Comment avez-vous eu l’envie de devenir artiste ?
Simon Abkarian : Ce n’est pas aussi simple. Cela n’a pas été une évidence. Quand j’étais gamin au Liban, je n’ai jamais eu le désir de faire ce métier. Je ne savais pas vraiment ce que c’était. J’ai débuté aux États-Unis avec Gérald Papasian. Il avait une troupe de théâtre que j’ai intégré. En 1985, à 23 ans, je suis venu en France et j’ai fini par entrer au théâtre du soleil d’Ariane Mnouchkine. C’est un ami, Julien Morel, qui m’a fait découvrir son travail. Très étonnement, c’est à Los-Angeles que j’ai eu l’occasion de voir le premier spectacle de cette troupe extraordinaire. Ça été une vraie révélation. Après une discussion avec Ariane, que j’avais déjà croisé dans d’autres circonstances, elle m’a proposé de passer des auditions. J’ai quitté mon métier de sertisseur en bijouterie. Je suis retourné à Paris. Et tout s’est enchaîné. Cette rencontre a été primordiale pour moi. Elle a changé le cours de ma vie. Le théâtre est devenu mon fil conducteur. Le cinéma est arrivé plus tard. C’est grâce à Cédric Klapish. Il cherchait des comédiens pour un court-métrage. Il m’a choisi. Depuis, on ne s’est jamais quitté. Avec Ariane, ils ont ce point commun d’avoir l’esprit de famille. Une fois qu’ils t’ont adopté, tu fais partie de leur monde. En parallèle, je faisais aussi de la danse en amateur. En 1993, j’ai quitté le théâtre du Soleil. Après cette formidable expérience, travailler au côté d’un génie du théâtre a été très formateur, J’avais envie de lancer mes propres projets, de voir d’autres horizons, mais sans jamais rompre le lien avec Ariane. C’est marrant parce que finalement, je reproduis son schéma. L’esprit de troupe est là ancré en moi. La seule différence, c’est que je n’ai pas de maison.
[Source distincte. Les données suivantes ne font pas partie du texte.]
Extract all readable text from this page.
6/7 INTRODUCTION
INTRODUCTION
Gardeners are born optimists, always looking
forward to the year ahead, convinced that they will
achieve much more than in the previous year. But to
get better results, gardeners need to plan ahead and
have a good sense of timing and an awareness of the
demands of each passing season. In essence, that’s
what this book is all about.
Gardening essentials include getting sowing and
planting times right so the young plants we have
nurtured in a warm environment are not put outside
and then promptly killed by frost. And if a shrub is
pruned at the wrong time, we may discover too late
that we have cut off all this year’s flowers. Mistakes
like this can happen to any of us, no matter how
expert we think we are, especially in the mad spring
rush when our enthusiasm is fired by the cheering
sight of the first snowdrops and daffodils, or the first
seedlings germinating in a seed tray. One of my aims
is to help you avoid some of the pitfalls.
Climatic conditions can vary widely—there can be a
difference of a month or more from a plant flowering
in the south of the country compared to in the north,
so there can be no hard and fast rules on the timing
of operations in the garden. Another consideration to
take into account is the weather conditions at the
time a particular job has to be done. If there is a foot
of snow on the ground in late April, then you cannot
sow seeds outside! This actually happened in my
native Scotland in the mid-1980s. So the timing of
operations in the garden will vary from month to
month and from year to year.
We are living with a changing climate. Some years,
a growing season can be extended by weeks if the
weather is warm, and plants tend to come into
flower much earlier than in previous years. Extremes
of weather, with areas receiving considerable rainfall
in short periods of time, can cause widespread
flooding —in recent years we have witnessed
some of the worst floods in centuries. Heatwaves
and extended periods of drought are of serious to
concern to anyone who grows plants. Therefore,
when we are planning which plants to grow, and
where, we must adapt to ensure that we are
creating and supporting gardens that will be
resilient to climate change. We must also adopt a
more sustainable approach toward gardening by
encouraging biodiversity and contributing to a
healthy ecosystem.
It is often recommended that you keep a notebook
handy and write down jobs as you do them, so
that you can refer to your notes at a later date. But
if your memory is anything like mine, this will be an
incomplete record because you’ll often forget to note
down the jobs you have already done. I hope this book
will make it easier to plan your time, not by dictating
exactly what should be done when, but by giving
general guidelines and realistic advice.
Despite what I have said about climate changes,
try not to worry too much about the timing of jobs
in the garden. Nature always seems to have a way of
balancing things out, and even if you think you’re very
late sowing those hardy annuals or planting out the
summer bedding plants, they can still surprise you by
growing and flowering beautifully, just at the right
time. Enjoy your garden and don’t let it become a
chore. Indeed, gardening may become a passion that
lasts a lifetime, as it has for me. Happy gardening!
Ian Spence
C’est donc très compliqué de pouvoir avancer à l’aveugle. Après, nous sommes des itinérants. Je crois que c’est aussi dans nos gènes. Toutefois, heureusement qu’Ariane nous accueille. Elle nous permet de rentrer quelques temps dans le rang de la sédentarisation qui régit le monde dans lequel nous évoluons. Il faut savoir que nous avons monté ce projet sans argent, que nous avons répété sept semaines avec acharnement sans être défrayé. On a fait cela à la corsaire. Seule la billetterie devrait nous permettre de rémunérer les artistes. Je n’avais pas connu cela depuis ma première pièce.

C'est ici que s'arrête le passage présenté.